Screen Shot 2016-03-03 at 11.58.37 pmBosch’s The Haywain

While Bosch’s works have always been up for different interpretations, such as the notion that he belonged to a sexual sect to the idea that his paintings were inspired by psychedelic drugs, this exhibit is unusually free from commentary, leaving it up to the discerning attendee. However, it is clear that Bosch’s deep religious sensibilities were his largest influence – excluding a few, almost all of the works attributed to Bosch concerns the lives of saints, scenes of heaven, hell, and all the rest. Many of Bosch’s scenes are a scathing criticism of a society he perceived to be condemning themselves to an eternal hell.

In Death and the Miser, Death looms as the miser, unable to resist earthly temptations, reaches for a bag of gold supplied by a demon, while an angel points to crucifix from which a beam of light descends.
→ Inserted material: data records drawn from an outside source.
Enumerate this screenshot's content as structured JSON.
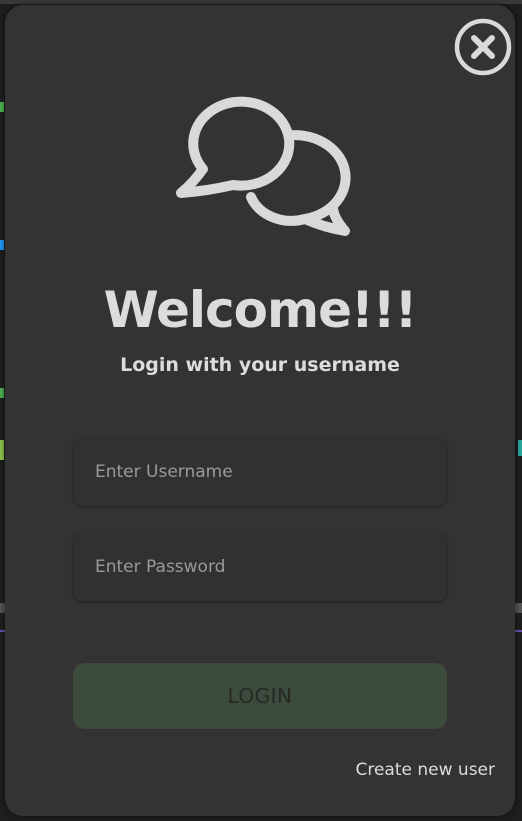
{
  "modal": {
    "title": "Welcome!!!",
    "subtitle": "Login with your username",
    "icons": {
      "close": "close-icon",
      "chat": "chat-bubbles-icon"
    },
    "username": {
      "placeholder": "Enter Username",
      "value": ""
    },
    "password": {
      "placeholder": "Enter Password",
      "value": ""
    },
    "login_label": "LOGIN",
    "create_user_label": "Create new user"
  },
  "colors": {
    "modal_background": "#333333",
    "text": "#dcdcdc",
    "login_button": "#3b4b3c",
    "icon": "#d9d9d9"
  }
}
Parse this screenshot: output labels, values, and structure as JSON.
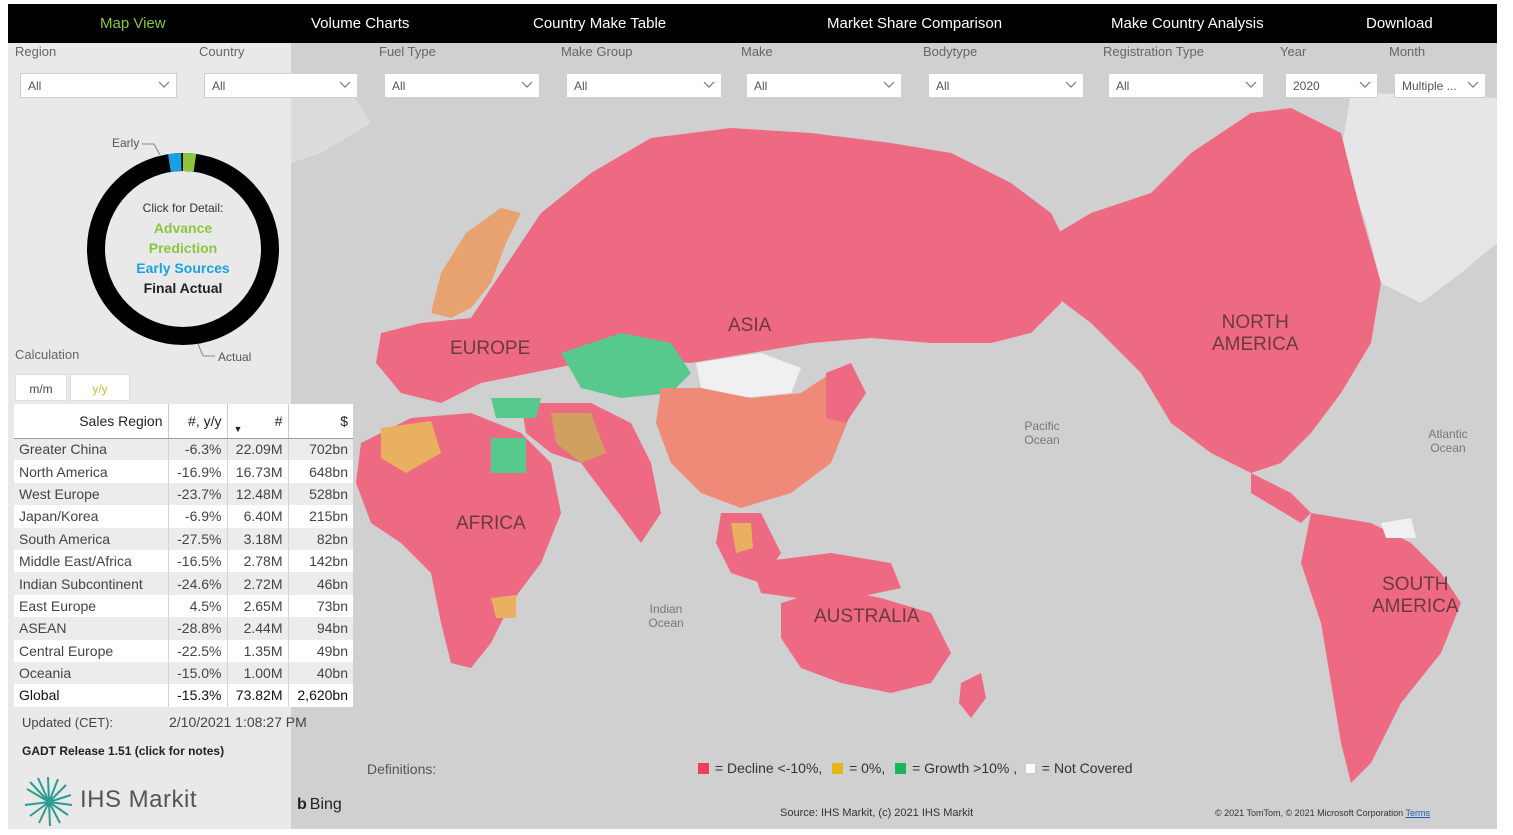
{
  "nav": {
    "items": [
      "Map View",
      "Volume Charts",
      "Country Make Table",
      "Market Share Comparison",
      "Make Country Analysis",
      "Download"
    ]
  },
  "filters": [
    {
      "label": "Region",
      "value": "All"
    },
    {
      "label": "Country",
      "value": "All"
    },
    {
      "label": "Fuel Type",
      "value": "All"
    },
    {
      "label": "Make Group",
      "value": "All"
    },
    {
      "label": "Make",
      "value": "All"
    },
    {
      "label": "Bodytype",
      "value": "All"
    },
    {
      "label": "Registration Type",
      "value": "All"
    },
    {
      "label": "Year",
      "value": "2020"
    },
    {
      "label": "Month",
      "value": "Multiple ..."
    }
  ],
  "donut": {
    "label_early": "Early",
    "label_actual": "Actual",
    "lines": {
      "click": "Click for Detail:",
      "advance": "Advance",
      "prediction": "Prediction",
      "early": "Early Sources",
      "final": "Final Actual"
    },
    "colors": {
      "advance": "#8cc63f",
      "early": "#1ba1e2",
      "final": "#000000"
    }
  },
  "calculation": {
    "label": "Calculation",
    "options": [
      "m/m",
      "y/y"
    ],
    "selected": "y/y"
  },
  "table": {
    "headers": [
      "Sales Region",
      "#, y/y",
      "#",
      "$"
    ],
    "rows": [
      [
        "Greater China",
        "-6.3%",
        "22.09M",
        "702bn"
      ],
      [
        "North America",
        "-16.9%",
        "16.73M",
        "648bn"
      ],
      [
        "West Europe",
        "-23.7%",
        "12.48M",
        "528bn"
      ],
      [
        "Japan/Korea",
        "-6.9%",
        "6.40M",
        "215bn"
      ],
      [
        "South America",
        "-27.5%",
        "3.18M",
        "82bn"
      ],
      [
        "Middle East/Africa",
        "-16.5%",
        "2.78M",
        "142bn"
      ],
      [
        "Indian Subcontinent",
        "-24.6%",
        "2.72M",
        "46bn"
      ],
      [
        "East Europe",
        "4.5%",
        "2.65M",
        "73bn"
      ],
      [
        "ASEAN",
        "-28.8%",
        "2.44M",
        "94bn"
      ],
      [
        "Central Europe",
        "-22.5%",
        "1.35M",
        "49bn"
      ],
      [
        "Oceania",
        "-15.0%",
        "1.00M",
        "40bn"
      ]
    ],
    "total": [
      "Global",
      "-15.3%",
      "73.82M",
      "2,620bn"
    ]
  },
  "updated": {
    "label": "Updated (CET):",
    "value": "2/10/2021 1:08:27 PM"
  },
  "release": "GADT Release 1.51 (click for notes)",
  "brand": "IHS Markit",
  "map": {
    "regions": [
      "EUROPE",
      "ASIA",
      "AFRICA",
      "AUSTRALIA",
      "NORTH\nAMERICA",
      "SOUTH\nAMERICA"
    ],
    "oceans": [
      "Pacific Ocean",
      "Indian Ocean",
      "Atlantic Ocean"
    ],
    "colors": {
      "decline": "#ee6a82",
      "flat": "#e8b060",
      "growth": "#58c98c",
      "not_covered": "#f0f0f0",
      "land_neutral": "#e3e3e3",
      "water": "#d0d0d0"
    }
  },
  "bing": "Bing",
  "definitions": "Definitions:",
  "legend": {
    "decline": "= Decline <-10%,",
    "flat": "= 0%,",
    "growth": "= Growth >10% ,",
    "not_covered": "= Not Covered",
    "colors": {
      "decline": "#ee3e5e",
      "flat": "#e2b614",
      "growth": "#1ab55c",
      "not_covered": "#ffffff"
    }
  },
  "source": "Source: IHS Markit, (c) 2021 IHS Markit",
  "copyright": "© 2021 TomTom, © 2021 Microsoft Corporation",
  "terms": "Terms"
}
In The Haywain, crowds of people, including nuns, grasp at a haystack as it is led into hell by fish headed demons, crushing those in its path. In these, Bosch’s works are rich and filled with detail, adding foundations of reality to otherwise fantastic scenes – in his Adoration of the Magi, man in the background, oblivious, warms his hands over the fire, and every day life continues. In contrast, his followers works are exhibited also for comparison. The comparison piece is stiff, without the enhancement of details and a skewed perspective. Bosch truly had a visionary frame of mind, which endures today – his works are still as evocative and complex as they were when first exhibited in s’ Hertogenbosch’s local churches.

Screen Shot 2016-03-04 at 1.52.24 pmBosch’s Adoration of the Magi

Unfortunately, not all of his works are exhibited here. His most famous, the triptych The Garden of Earthly Delights, still hangs in Madrid’s Prado (The Haywain was sent instead), where it has been since the 16th century. Charles De Mooij, director of the Noord-Brabants museum, didn’t even put in the request. It would be like, he compared, to ringing up the Amsterdam’s Rijksmuseum and asking to borrow Rembrandt’s Night Watch. That is, completely out of the question. Nonetheless, this exhibit is a remarkable showing, and one that should be attended without hesitation, as anything on a similar scale is unlikely to occur any time soon. It was the most fantastic ending to my time there, and one that I feel proud and honoured.